The variety of medical malpractice cases is more extensive than most imagine. Considering the total number of births that occur each year, many somewhat unique cases of mistakes, confusion, and preventable harm will occur. That is not to say that there are not clear legal trends when it comes to types of malpractice that lead to lawsuits and accountability. For example, delayed C-sections and use of excessive force are likely the two types of professional negligence that most often lead to the filing of an actual birth injury lawsuit. That is probably because those injuries are the most common, can often be proven in court, and come with significant consequences for those affected requiring compensation
Unique Birthing Malpractice
While excessive force and oxygen deprivation resulting in the development of cerebral palsy are the birth injuries that often make-up newspaper headlines and blog posts–there are others.
For example, Lawyers.com published a post this week on a unique case where a woman is suing her doctor for tying her tubes (to prevent a future pregnancy) after having a C-section. The woman claims that she did not want her tubes tied and had no idea the doctor performed the operation while she was sedated. The case is a complex one, with claims of a signed consent form and raising issue of informed consent in the medical context.

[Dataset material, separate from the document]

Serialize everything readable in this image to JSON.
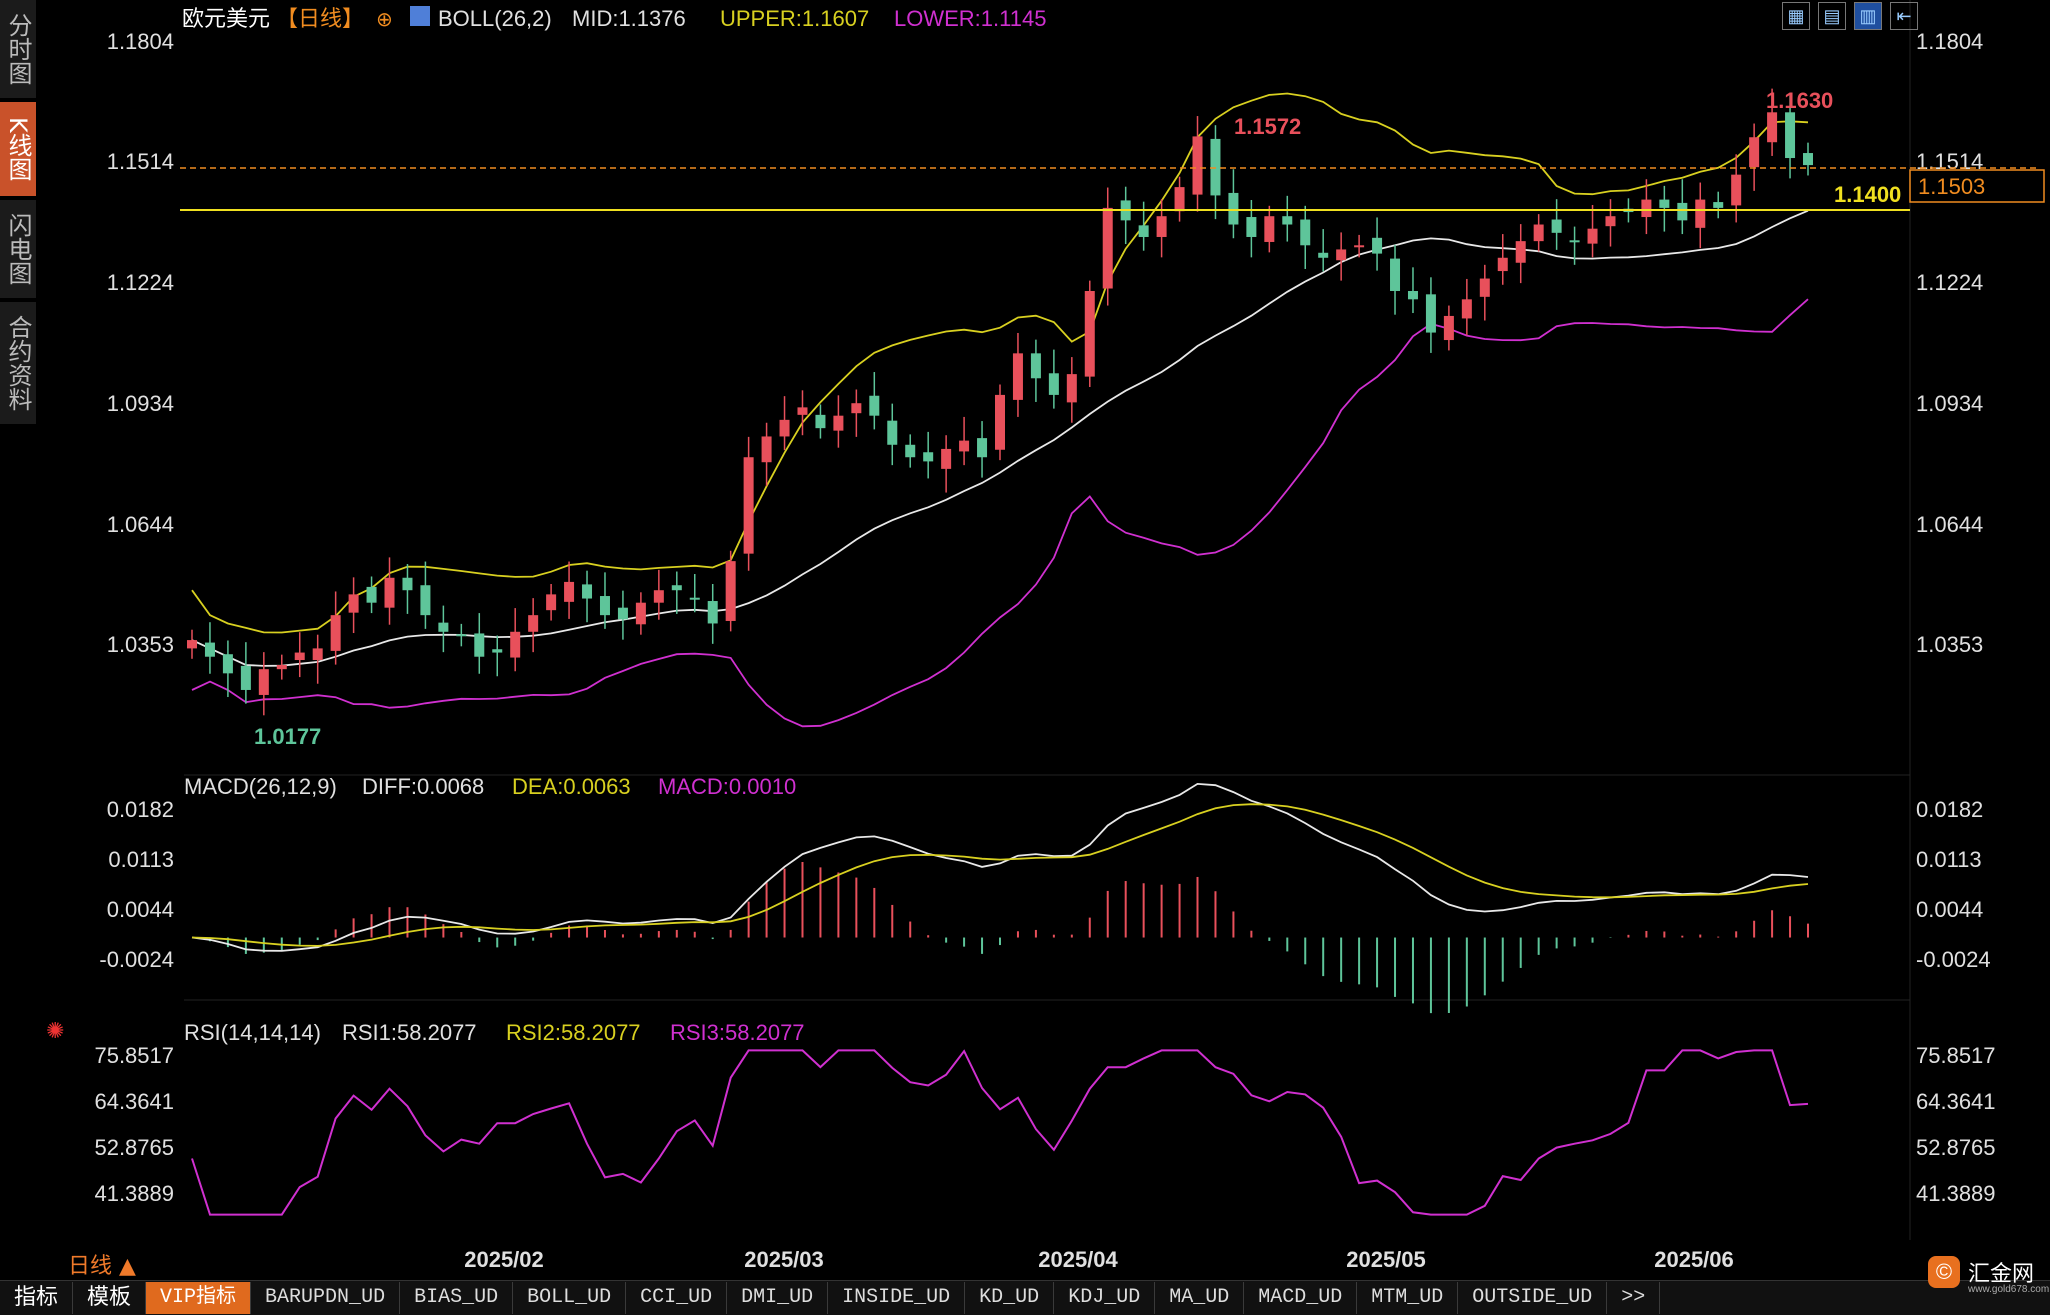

According to reports, the woman was shocked to learn about the procedure when she went to her doctor to receive birth control pills. The doctor explained that she did not need them, because of the tubes-tying procedure a few months earlier.
The plaintiff alleges that the doctor mentioned that she did not need any more kids because she had enough already–a 22 year old with three children. Conversely, the defendant-doctor claims that a consent form was signed which clearly indicated the plaintiff’s understanding of the tubes-tying procedure and the implications.
Malpractice & Informed Consent
As the story has been framed thus far, it seems clear that the matter will center on the apparent consent form, whether it was signed and whether the patient actually knew what she was signing. The idea of informed consent can be a confusing one, because it is far different than malpractice claims alleging outright errors on the part of the medical professional.
On one hand, it is easy to assume that if the patient signed the form, that’s the end of the matter. However, courts have long explained that random formalities are not enough for a medical professional to perform procedures—the patient need to “actually” know what they are agreeing to and understand the implications. That may occur–even with a signed form–particularly if the patient was in the midst of a medical event at the time, rushed to sign many documents, and not made explicitly aware of what a particular document indicated. After all, we all sign so many things when in the hospital that it is very easy to overlook one page. It would be natural to be upset if such a paper allowed the performance of a surgery that one did not necessarily need or want.